HARDRAW FORCE
This area is part of the Yorkshire Dales National Park, one of its 5 visitor centres is in Hawes. Is very big and warrants much more exploration than we had time for on this visit.
Onwards and upwards to Hardraw, for the Green Dragon. The cosiest, rural pub you could but imagine. Fire blazing, low ceilings, 4 Foresters having a pint and bitching about absent colleagues and friends. Jill, Dave and a Greyhound called Blue from Hull were our fellow punters. 4 years ago they came here for their honeymoon - they've returned for a 2 week break, because its so lovely. We quizzed them on whether this was because of the beautiful walks and such, they said 'no, they'd not been out a lot yet. They'd bought lots of DVDs down and the flat they were staying in had a DVD player and was really pretty cheap'.
We needed something - energy was low. Driving the dales and being on constant look out for those brown signs and 'character that makes blighty blighty' is oddly draining. There was one thing we needed to perk us up - and the thing was Irish coffee (we were fully fed and had plenty of time to walk off the alcohol folks, so worry not).
We'd been told by Bee to ask for Mark- her mate who owns this perfect, perfect pub and has big concerts, brass band competitions and such out the back, of a summer evening. Mark was out, we were told, and we were also told 'I can't make you an Irish coffee..... 'bummer'..... 'but I can give you a coffee and a whiskey'.....two things we needed then, we took them! What with them being the exact same things we had envisioned, they totally worked in the desired way. Fortified and back in the game once more we walked though the back of our new favourite pub into the back yard. Jill said, on our exit, 'have you got your torch' - we looked at each other and said 'no, we'll be ok'. We thought she was being a bit hysterical and we set off, chuckling sneakily.
Out of the back of the Green Dragon is Hardraw Force- claimed to be England's highest unbroken, over-ground waterfall . Rather unusually, the only access is through the pub and there is a nominal charge to go and see it- wikipedia says £2 but it was £1 when we went.
We walked round and round looking for the natural amphitheatre -'The Lost Amphitheatre', 'The secret fabled lost amphitheatre', we might have been looking vaguely for ancient Greece. Finally we twigged that the big stone circle thing that we'd passed 3 times was actually the Bandstand and that the natural amphitheatre- its all in the name you see- was quite obviously the big steep slopes surrounding it. The ones we'd been scrambling around while the night set-in.
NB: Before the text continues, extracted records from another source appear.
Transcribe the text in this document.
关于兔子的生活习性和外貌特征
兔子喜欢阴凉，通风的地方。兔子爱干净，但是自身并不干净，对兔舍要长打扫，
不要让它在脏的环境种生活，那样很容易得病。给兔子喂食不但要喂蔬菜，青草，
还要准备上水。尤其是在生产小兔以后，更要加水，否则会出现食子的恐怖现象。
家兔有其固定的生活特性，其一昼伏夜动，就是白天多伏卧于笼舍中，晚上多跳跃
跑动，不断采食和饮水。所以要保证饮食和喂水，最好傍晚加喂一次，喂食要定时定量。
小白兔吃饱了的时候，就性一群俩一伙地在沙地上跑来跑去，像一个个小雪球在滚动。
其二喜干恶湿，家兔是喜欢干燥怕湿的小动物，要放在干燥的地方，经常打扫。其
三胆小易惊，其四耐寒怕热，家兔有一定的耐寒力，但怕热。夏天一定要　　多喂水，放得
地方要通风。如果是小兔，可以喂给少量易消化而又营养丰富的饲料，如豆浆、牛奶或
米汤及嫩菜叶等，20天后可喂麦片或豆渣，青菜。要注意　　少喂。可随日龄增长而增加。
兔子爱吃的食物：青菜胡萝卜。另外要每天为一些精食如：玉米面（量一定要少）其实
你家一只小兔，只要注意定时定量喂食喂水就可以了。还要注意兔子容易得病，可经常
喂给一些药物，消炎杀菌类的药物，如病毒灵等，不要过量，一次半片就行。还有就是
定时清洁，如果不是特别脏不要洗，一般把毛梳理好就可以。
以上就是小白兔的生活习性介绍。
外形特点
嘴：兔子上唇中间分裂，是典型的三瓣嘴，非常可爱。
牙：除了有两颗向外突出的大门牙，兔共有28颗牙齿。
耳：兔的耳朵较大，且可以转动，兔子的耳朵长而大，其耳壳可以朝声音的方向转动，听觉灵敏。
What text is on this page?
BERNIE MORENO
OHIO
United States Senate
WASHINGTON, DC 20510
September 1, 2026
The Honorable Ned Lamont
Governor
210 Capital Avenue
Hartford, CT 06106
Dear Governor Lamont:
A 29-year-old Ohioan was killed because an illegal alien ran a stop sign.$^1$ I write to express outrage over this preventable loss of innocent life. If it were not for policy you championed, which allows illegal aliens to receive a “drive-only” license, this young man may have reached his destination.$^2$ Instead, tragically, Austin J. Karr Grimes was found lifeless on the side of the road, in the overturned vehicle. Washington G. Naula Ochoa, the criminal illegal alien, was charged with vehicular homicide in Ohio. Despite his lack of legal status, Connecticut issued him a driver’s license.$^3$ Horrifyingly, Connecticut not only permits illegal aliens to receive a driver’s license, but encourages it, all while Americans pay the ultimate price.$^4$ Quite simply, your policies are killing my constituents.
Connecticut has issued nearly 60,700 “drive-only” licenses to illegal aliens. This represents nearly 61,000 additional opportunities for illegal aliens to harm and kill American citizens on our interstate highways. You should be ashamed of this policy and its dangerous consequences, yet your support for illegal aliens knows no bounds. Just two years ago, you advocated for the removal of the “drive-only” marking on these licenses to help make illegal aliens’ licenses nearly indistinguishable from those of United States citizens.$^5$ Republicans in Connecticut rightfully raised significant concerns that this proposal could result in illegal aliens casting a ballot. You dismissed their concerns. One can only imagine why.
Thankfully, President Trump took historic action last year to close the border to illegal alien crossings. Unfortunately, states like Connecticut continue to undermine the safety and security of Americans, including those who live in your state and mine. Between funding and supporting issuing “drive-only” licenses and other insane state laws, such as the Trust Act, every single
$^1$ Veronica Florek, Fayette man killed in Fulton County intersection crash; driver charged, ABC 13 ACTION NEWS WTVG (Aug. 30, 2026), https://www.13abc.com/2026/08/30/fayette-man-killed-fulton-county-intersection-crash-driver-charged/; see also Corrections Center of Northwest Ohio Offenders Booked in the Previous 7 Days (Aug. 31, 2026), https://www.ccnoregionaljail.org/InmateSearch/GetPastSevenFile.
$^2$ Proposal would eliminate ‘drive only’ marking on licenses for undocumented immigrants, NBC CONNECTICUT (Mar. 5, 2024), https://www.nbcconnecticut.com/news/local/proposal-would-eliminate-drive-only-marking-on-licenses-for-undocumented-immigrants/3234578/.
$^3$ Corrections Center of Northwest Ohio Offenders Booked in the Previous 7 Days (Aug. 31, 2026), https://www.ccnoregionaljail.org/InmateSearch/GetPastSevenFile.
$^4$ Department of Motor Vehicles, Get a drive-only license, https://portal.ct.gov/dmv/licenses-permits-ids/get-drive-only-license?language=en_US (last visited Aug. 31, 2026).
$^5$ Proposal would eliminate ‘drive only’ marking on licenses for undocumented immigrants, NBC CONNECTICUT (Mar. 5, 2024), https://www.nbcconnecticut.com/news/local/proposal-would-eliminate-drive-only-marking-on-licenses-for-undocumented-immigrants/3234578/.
We risked our lives looking for it. After seeing the ferocious waterfall - the force of which made one assistant deeply uneasy, we climbed up the damp, mossy rocks with the help of some hidden broken hand rails and a couple of massive fallen tree trunks which all but blocked the ridiculously sheer path. The aim, still, to get to the top in said search of ancient Greece. Dear dear, such whatless tourists, we saw more deer and then mislaid them and as Jill had intimated, it was getting really quite dark by the time we got back to the pub. The Green Dragon is a lovely pub and we'd have liked to stay in the village and drink whiskies for the evening.
RIBBLEHEAD VIADUCT
But we didn't- we left Hardraw and drove over the moors as it darkened - chasing the fast fading light. We passed Ribblehead viaduct , part of the Settle-Carlisle Railway- but it was too dark to photograph it so we were forced to commit it to memory. We mused on the merits of the digital camera- did the ease of modern photography encourage us to neglect our brains' capacity for recollection of our experiences.. hmmm?? Take a photo of it (with you in it) for extra points- there's no point chancing it to brain power now, is there?
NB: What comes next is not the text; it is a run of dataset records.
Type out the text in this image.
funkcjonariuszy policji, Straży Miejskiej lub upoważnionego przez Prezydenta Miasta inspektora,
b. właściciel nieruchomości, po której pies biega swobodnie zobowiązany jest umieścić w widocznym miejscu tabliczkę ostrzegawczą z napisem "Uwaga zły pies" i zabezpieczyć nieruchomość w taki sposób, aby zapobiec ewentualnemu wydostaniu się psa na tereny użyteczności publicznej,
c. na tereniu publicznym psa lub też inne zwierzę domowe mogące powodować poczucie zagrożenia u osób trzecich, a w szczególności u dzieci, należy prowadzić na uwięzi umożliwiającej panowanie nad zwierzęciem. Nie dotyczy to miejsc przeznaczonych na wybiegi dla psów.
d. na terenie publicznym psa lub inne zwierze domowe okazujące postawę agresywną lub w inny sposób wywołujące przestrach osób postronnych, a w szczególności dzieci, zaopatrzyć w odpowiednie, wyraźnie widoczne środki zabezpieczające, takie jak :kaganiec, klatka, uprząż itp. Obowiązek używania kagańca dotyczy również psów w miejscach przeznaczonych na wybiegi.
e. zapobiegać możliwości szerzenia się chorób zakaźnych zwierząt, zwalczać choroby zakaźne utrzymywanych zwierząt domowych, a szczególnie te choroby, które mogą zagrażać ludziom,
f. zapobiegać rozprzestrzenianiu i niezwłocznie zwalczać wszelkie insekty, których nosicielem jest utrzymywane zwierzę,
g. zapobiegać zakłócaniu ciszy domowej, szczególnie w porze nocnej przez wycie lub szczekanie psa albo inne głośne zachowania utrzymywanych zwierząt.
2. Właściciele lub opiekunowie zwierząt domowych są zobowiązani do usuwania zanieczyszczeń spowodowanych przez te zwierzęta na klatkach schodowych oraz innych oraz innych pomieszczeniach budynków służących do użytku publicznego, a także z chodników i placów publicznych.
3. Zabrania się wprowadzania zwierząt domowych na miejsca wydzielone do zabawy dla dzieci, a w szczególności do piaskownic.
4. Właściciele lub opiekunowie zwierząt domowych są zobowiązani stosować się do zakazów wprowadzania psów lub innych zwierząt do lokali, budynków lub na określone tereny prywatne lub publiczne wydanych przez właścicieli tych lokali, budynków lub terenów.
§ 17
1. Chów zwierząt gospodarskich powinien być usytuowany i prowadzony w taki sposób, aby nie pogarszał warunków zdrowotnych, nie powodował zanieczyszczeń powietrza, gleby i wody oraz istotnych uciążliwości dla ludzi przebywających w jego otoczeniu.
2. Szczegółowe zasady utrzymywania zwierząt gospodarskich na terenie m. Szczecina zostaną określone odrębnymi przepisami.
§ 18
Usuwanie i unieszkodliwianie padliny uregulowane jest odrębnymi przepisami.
A little information on the viaduct for you: hundreds of victorian 'navvies' lost their lives in its building.
Two thousand railway workers established shanty towns on the moors and named the towns after victories of the Crimean War, after posh districts of London for comedy effect or with Biblical names: Belgravia, Sebastopol, Jerico, Inkerman. Building the Ribblehead (then Batty Moss) viaduct, with its 24 massive stone arches 104 feet (32 metres) above the moor, caused such loss of life that the railway paid for an expansion of the local graveyard, which was sweet of them.